Il était mort presque instantanément, sans se débattre, sans souffrir.

Dieu, qui avait été sévère envers lui au point de ne lui laisser que la tombe pour refuge, avait du moins été miséricordieux pour son agonie.

«Du sang des Gracques, a dit Mirabeau, naquit Marius.» Du sang de Vanni naquit Speciale.

Il eût peut-être été mieux, pour l'unité de notre livre, de ne faire de Vanni et de Speciale qu'un seul homme; mais l'inexorable histoire est là, qui nous force à constater que Naples a fourni à son roi deux Fouquier-Tinville, quand la France n'en avait donné qu'un à la Révolution.
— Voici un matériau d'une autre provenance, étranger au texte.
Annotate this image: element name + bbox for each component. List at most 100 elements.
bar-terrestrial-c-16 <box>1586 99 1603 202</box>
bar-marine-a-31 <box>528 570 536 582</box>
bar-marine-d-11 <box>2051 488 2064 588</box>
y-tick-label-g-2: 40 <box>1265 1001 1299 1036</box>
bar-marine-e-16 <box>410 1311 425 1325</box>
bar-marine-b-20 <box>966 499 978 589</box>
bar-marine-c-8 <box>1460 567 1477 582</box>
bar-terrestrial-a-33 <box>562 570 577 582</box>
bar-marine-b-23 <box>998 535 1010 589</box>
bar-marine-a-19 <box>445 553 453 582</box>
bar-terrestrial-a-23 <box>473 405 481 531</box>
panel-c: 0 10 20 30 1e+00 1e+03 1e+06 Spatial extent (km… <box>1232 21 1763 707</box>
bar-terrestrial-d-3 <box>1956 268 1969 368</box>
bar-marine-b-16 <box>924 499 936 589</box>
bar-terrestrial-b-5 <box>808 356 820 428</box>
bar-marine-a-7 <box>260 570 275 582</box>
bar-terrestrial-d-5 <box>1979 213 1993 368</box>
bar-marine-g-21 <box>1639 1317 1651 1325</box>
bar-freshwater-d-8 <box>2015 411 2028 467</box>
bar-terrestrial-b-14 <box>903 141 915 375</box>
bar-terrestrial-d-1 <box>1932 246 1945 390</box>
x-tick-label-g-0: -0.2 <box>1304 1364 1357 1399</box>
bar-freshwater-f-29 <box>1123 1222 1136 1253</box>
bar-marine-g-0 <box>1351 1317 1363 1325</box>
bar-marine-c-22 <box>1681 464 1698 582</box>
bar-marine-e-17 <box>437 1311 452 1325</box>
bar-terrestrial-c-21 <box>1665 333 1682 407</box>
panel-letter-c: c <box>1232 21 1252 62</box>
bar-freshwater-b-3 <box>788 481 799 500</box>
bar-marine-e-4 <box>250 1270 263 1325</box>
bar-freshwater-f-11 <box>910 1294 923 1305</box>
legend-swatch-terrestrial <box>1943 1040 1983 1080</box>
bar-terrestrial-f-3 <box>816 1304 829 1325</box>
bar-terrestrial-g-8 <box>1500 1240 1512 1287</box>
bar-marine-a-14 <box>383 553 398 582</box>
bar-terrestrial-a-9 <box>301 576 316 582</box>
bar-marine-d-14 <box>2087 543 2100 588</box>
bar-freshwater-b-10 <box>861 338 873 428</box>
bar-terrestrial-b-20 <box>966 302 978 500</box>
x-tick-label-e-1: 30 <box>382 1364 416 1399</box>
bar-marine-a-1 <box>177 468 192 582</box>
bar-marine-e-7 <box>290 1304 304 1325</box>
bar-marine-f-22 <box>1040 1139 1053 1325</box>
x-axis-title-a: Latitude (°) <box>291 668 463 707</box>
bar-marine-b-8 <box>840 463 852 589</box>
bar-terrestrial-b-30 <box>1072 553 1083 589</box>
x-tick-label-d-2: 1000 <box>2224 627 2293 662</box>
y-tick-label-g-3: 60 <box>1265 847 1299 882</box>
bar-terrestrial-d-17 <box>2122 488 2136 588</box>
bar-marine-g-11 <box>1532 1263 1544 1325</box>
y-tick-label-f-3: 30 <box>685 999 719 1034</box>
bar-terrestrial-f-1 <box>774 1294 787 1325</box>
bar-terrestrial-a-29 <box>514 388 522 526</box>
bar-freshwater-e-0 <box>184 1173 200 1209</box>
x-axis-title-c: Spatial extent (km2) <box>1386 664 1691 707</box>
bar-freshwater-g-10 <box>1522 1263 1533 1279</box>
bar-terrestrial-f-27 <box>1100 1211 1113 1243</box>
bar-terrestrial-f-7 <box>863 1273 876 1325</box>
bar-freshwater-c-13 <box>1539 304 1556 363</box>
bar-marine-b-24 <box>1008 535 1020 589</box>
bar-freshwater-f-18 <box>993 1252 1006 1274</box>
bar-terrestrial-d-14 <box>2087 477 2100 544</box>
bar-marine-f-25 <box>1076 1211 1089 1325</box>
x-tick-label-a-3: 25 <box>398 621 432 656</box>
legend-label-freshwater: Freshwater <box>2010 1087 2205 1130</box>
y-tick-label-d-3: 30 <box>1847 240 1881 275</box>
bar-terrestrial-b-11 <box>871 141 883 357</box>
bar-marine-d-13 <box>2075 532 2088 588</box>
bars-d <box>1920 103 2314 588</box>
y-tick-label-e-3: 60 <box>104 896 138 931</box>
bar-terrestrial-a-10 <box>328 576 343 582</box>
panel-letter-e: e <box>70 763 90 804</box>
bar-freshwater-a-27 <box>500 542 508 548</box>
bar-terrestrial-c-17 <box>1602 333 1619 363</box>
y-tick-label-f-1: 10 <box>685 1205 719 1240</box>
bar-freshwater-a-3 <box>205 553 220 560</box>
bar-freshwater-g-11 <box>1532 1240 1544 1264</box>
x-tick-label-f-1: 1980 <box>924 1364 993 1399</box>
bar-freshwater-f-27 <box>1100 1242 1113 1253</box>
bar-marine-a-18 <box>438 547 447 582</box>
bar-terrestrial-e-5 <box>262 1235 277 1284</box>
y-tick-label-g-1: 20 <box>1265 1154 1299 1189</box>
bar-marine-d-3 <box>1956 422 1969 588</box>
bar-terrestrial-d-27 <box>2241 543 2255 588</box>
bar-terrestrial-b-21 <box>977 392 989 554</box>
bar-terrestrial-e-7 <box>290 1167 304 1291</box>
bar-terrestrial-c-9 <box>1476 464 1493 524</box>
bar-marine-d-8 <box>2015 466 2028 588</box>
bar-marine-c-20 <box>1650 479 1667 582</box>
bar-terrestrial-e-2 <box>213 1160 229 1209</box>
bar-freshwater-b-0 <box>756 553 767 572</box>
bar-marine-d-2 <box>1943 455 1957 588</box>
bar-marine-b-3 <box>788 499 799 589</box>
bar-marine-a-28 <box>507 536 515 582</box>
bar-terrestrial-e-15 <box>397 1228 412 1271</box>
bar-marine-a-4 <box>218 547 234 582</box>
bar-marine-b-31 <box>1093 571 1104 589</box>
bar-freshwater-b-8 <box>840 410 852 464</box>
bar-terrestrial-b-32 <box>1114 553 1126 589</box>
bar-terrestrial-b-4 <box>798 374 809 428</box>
L'exemple qui aurait dû survivre à Vanni fut perdu. Il manque parfois de bourreaux pour exécuter les arrêts, jamais de juges pour les rendre.

Le lendemain, vers trois heures de l'après-midi, le temps s'étant éclairci et le vent étant devenu favorable, les vaisseaux anglais, ayant appareillé, s'éloignèrent et disparurent à l'horizon.

LXXIX

LA TRÊVE.

Le départ du roi, auquel on s'attendait cependant depuis deux jours, laissa Naples dans la stupeur. Le peuple, pressé sur les quais, et qui avait toujours espéré, tant qu'il avait vu les vaisseaux anglais à l'ancre, que le roi changerait d'avis et se laisserait toucher par ses prières et ses promesses de dévouement, resta jusqu'à ce que le dernier bâtiment se fût confondu avec l'horizon grisâtre, et, une fois le dernier bâtiment disparu, s'écoula triste et silencieux. On en était encore à la période de prostration.